In 1917, a bomb ripped through a police department in Milwaukee's Bay View neighborhood, killing nine officers and one civilian. The police and public immediately set out in search of a scapegoat, quickly settling on a group of Italian immigrants. On the cusp of World War I, Italians were an easily vilified group in the Midwest; they were non-Protestant, recent immigrants, many with outsider views on labor and government.
That group of Italian immigrants, ten men and one woman known as the Bay View Eleven, were awaiting trial on charges stemming from a riot earlier in the year.
The climate in Milwaukee led to a trial that was "grossly mismanaged and sensationalized," according to Strang. The attorney's research into the trial eventually lead him to write Worse Than the Devil, published two years ago. Strang's book examines the Bay View Eleven's unjust convictions and eventual exoneration.
Worse Then the Devil came about almost by accident. When Strang stumbled across the Bay View Eleven, he wasn't looking for past examples of injustice, according to a recent article by the New Republic. Instead, he was just wasting time on Westlaw.
In the mid 1990s, having just become partner in a Milwaukee firm, Strang took a break to play around on the legal database. He began searching for information on Clarence Darrow, one of the most famous lawyers of the 20th century, a leader of the ACLU and defender of John T. Scopes in the Scopes "Monkey" Trial.
Darrow's involvement in the Bay View Eleven's appeal eventually saw most of them exonerated.
But Strang's isn't a heroic portrait of Darrow. "Although Clarence Darrow led an appeal that gained freedom for most of the convicted," the publisher's website explains, "the celebrated lawyer's methods themselves were deeply suspect.

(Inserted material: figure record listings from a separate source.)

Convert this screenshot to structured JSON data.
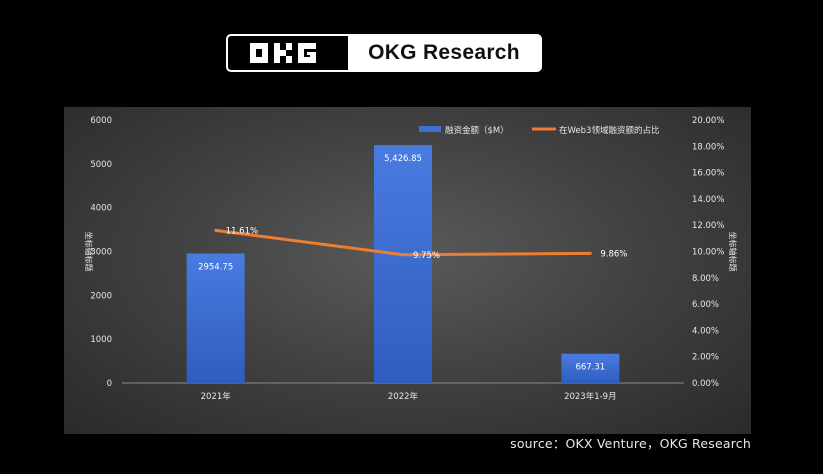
{
  "brand": {
    "name": "OKG Research",
    "mark": "OKG"
  },
  "source": "source：OKX Venture，OKG Research",
  "chart_data": {
    "type": "bar",
    "categories": [
      "2021年",
      "2022年",
      "2023年1-9月"
    ],
    "series": [
      {
        "name": "融资金额（$M）",
        "type": "bar",
        "axis": "left",
        "color": "#3f6fd0",
        "values": [
          2954.75,
          5426.85,
          667.31
        ],
        "labels": [
          "2954.75",
          "5,426.85",
          "667.31"
        ]
      },
      {
        "name": "在Web3领域融资额的占比",
        "type": "line",
        "axis": "right",
        "color": "#ed7d31",
        "values": [
          11.61,
          9.75,
          9.86
        ],
        "labels": [
          "11.61%",
          "9.75%",
          "9.86%"
        ]
      }
    ],
    "y_left": {
      "range": [
        0,
        6000
      ],
      "ticks": [
        "0",
        "1000",
        "2000",
        "3000",
        "4000",
        "5000",
        "6000"
      ],
      "label": "坐标轴标题"
    },
    "y_right": {
      "range": [
        0,
        20
      ],
      "ticks": [
        "0.00%",
        "2.00%",
        "4.00%",
        "6.00%",
        "8.00%",
        "10.00%",
        "12.00%",
        "14.00%",
        "16.00%",
        "18.00%",
        "20.00%"
      ],
      "label": "坐标轴标题"
    },
    "legend": "top-right",
    "grid": false
  }
}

The entire case left a dark, if hidden, stain on American justice."
It took Strang more than two decades of research to finish Worse Than the Devil. By then, his representation of Steven Avery had concluded. It's hard not to imagine that Avery's case didn't influence the book's eventual form. In the preface Strang's words seemingly presage the renewed attention Avery's case would garner:
Apologists insist that...exonerations prove that, in the end, the system works. But a system that 'works,' when it works at all, only because volunteers and strangers persist in seeking justice long after duty-bound insiders have failed and quit is a system dependent on happy accidents to cure its unhappy ones.